An aerator screws onto the end of a faucet. It mixes water and air for a smooth flow and minimizes splashing. Tiny particles caught in an aerator's screens reduce the water flow. The solution usually is simple: Unscrew and take apart the aerator, flush the particles out of the screens, reassemble and screw the aerator back on.
If aerators clog regularly your water system may be at fault. If your home has old galvanized steel pipes, particles are probably flaking off the inside of the pipes and may need to be flushed. If your home has copper supply pipes, the problem may be that the water delivered by the utility company is impure; try installing a water filter.

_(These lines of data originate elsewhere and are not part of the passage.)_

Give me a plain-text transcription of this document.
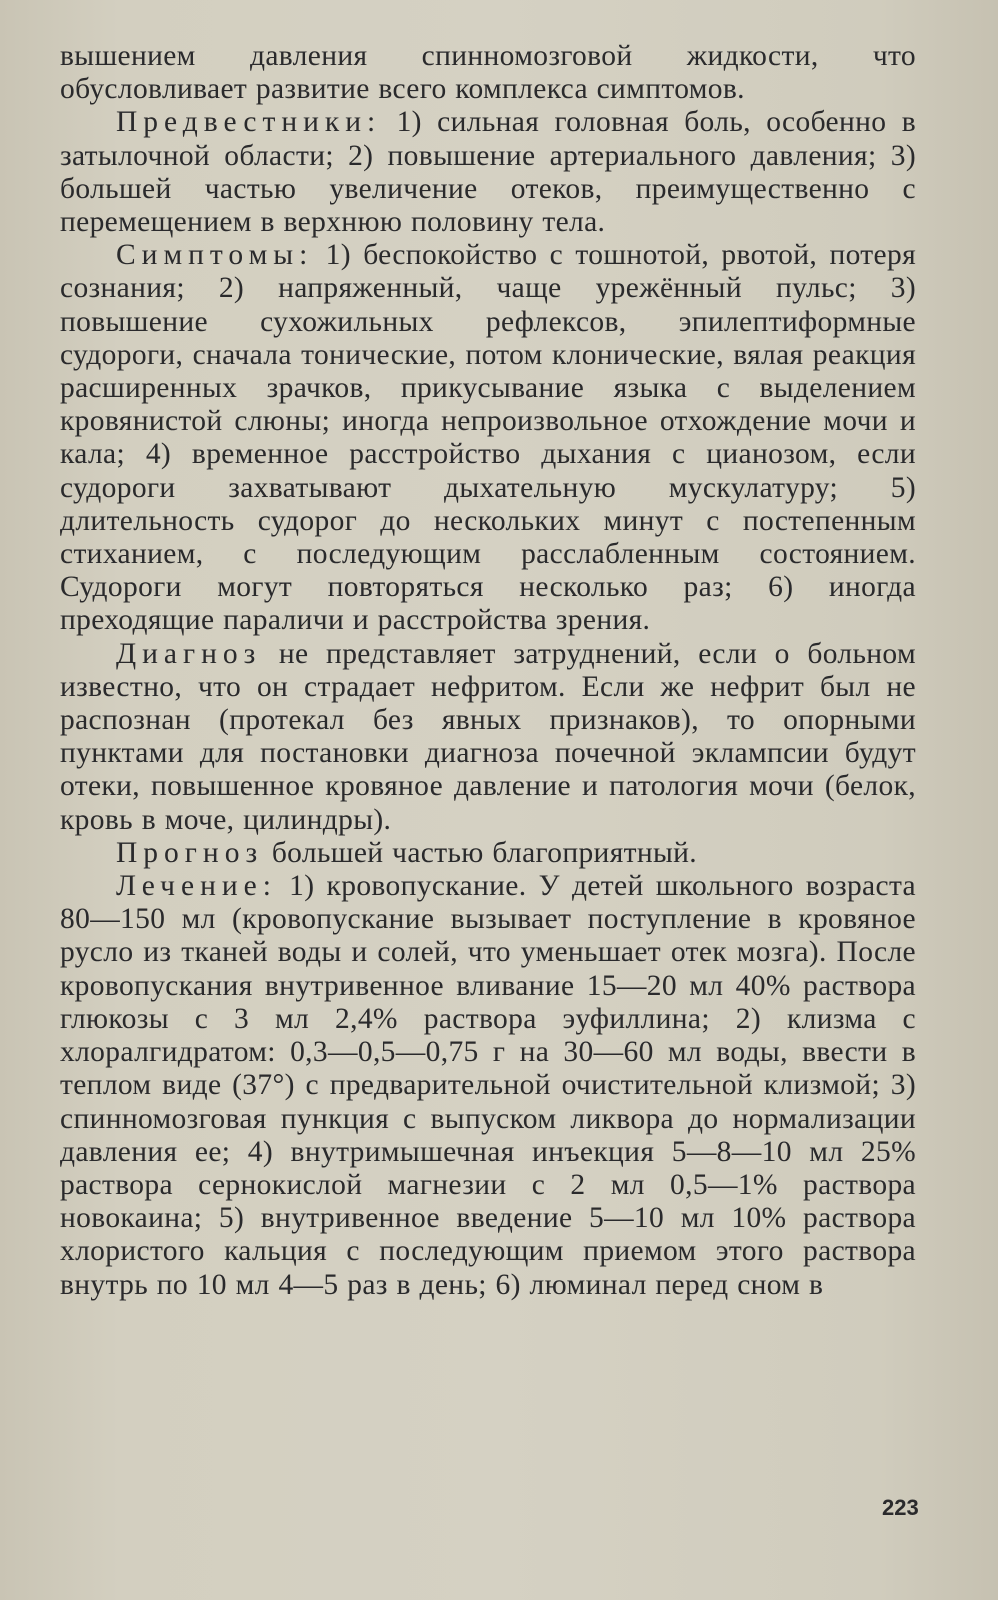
вышением давления спинномозговой жидкости, что обусловливает развитие всего комплекса симптомов.

Предвестники: 1) сильная головная боль, особенно в затылочной области; 2) повышение артериального давления; 3) большей частью увеличение отеков, преимущественно с перемещением в верхнюю половину тела.

Симптомы: 1) беспокойство с тошнотой, рвотой, потеря сознания; 2) напряженный, чаще урежённый пульс; 3) повышение сухожильных рефлексов, эпилептиформные судороги, сначала тонические, потом клонические, вялая реакция расширенных зрачков, прикусывание языка с выделением кровянистой слюны; иногда непроизвольное отхождение мочи и кала; 4) временное расстройство дыхания с цианозом, если судороги захватывают дыхательную мускулатуру; 5) длительность судорог до нескольких минут с постепенным стиханием, с последующим расслабленным состоянием. Судороги могут повторяться несколько раз; 6) иногда преходящие параличи и расстройства зрения.

Диагноз не представляет затруднений, если о больном известно, что он страдает нефритом. Если же нефрит был не распознан (протекал без явных признаков), то опорными пунктами для постановки диагноза почечной эклампсии будут отеки, повышенное кровяное давление и патология мочи (белок, кровь в моче, цилиндры).

Прогноз большей частью благоприятный.

Лечение: 1) кровопускание. У детей школьного возраста 80—150 мл (кровопускание вызывает поступление в кровяное русло из тканей воды и солей, что уменьшает отек мозга). После кровопускания внутривенное вливание 15—20 мл 40% раствора глюкозы с 3 мл 2,4% раствора эуфиллина; 2) клизма с хлоралгидратом: 0,3—0,5—0,75 г на 30—60 мл воды, ввести в теплом виде (37°) с предварительной очистительной клизмой; 3) спинномозговая пункция с выпуском ликвора до нормализации давления ее; 4) внутримышечная инъекция 5—8—10 мл 25% раствора сернокислой магнезии с 2 мл 0,5—1% раствора новокаина; 5) внутривенное введение 5—10 мл 10% раствора хлористого кальция с последующим приемом этого раствора внутрь по 10 мл 4—5 раз в день; 6) люминал перед сном в

223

If water flows slowly into a washing machine, shut off the stop valves and unscrew the hoses. You'll find a screen at the end of the hose; if it is blocked with particles, clean it out.
Just a few minutes to clean out an aerator or showerhead. If mineral deposits are severe, soak the parts overnight.
Groove-joint pliers, adjustable wrench, screwdriver, old toothbrush, straight pin
No special skills needed
Cover the sink or shower drain so small parts can't slip down
Vinegar, lime-deposit cleaner
Disassemble the aerator with your fingers or use a small screwdriver. Note how the pieces go together. If the aerator is damaged, buy a replacement. Clean the screens with a toothbrush and pin, then rinse them off. If the minerals are caked on, soak them in vinegar overnight and clean again.